Republic Act No. 7160 otherwise known as the Local Government Code of 1991 mandates local government units (LGUs) to prepare two plans: comprehensive land use plans (CLUP) (Section 20 par. c) and a multisectoral development plan known as the Comprehensive Development Plan (CDP) (Sections 106 and 109). These plans provide a general view of the development of LGUs—the location where private and public investments should flow and where sectoral and cross-sectoral programs, projects, activities, and services are to be undertaken.
However, on top of these two required plans by the Code, there are other mandatory plans needed to be prepared by the LGU as directed by the national government agencies numbering to 22 and 11 other sectoral and thematic plans.

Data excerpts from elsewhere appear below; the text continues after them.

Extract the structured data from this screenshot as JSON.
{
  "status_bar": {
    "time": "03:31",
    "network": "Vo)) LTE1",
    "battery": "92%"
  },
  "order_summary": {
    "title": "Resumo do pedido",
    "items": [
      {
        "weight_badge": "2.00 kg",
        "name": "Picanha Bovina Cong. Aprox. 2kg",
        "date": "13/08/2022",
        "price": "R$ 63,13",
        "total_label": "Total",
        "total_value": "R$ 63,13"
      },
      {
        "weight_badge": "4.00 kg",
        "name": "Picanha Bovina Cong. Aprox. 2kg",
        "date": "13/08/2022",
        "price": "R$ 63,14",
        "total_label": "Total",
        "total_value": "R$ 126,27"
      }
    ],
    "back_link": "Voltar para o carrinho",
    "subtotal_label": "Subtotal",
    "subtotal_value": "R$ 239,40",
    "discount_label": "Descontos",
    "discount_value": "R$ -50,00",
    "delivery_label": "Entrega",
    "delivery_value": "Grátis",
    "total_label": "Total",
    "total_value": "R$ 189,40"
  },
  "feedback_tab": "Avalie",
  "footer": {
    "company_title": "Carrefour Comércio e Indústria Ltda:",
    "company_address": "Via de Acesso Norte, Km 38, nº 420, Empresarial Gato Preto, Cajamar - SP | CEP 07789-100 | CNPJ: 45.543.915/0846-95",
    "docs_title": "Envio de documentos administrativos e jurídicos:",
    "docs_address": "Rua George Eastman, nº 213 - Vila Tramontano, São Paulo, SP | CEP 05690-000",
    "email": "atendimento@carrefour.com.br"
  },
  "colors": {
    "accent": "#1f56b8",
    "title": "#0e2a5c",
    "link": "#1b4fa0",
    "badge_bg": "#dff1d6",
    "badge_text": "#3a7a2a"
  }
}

I am not saying that preparing all these plans is not useful for LGUs, but they should not become the required end-product of local governance. These plans, in my view, are becoming proxies to actual delivery of basic services to our people. Truth to tell, compliance thereto is almost difficult and time-consuming.
Rather than requiring the LGUs to make all these plans, I humbly suggest, through the Department of the Interior and Local Government, that only the CLUP and CDP and the executive-legislative agenda should be prepared by the LGUs. All other plans should be made optional and subject to the concurrence of the LGUs. I would end by saying that the measure of the progress of LGUs is not based on the completion of these mandatory, sectoral, and cross-sectoral plans, simply because the LGU officials are to a greater extent “doers” than “planners.”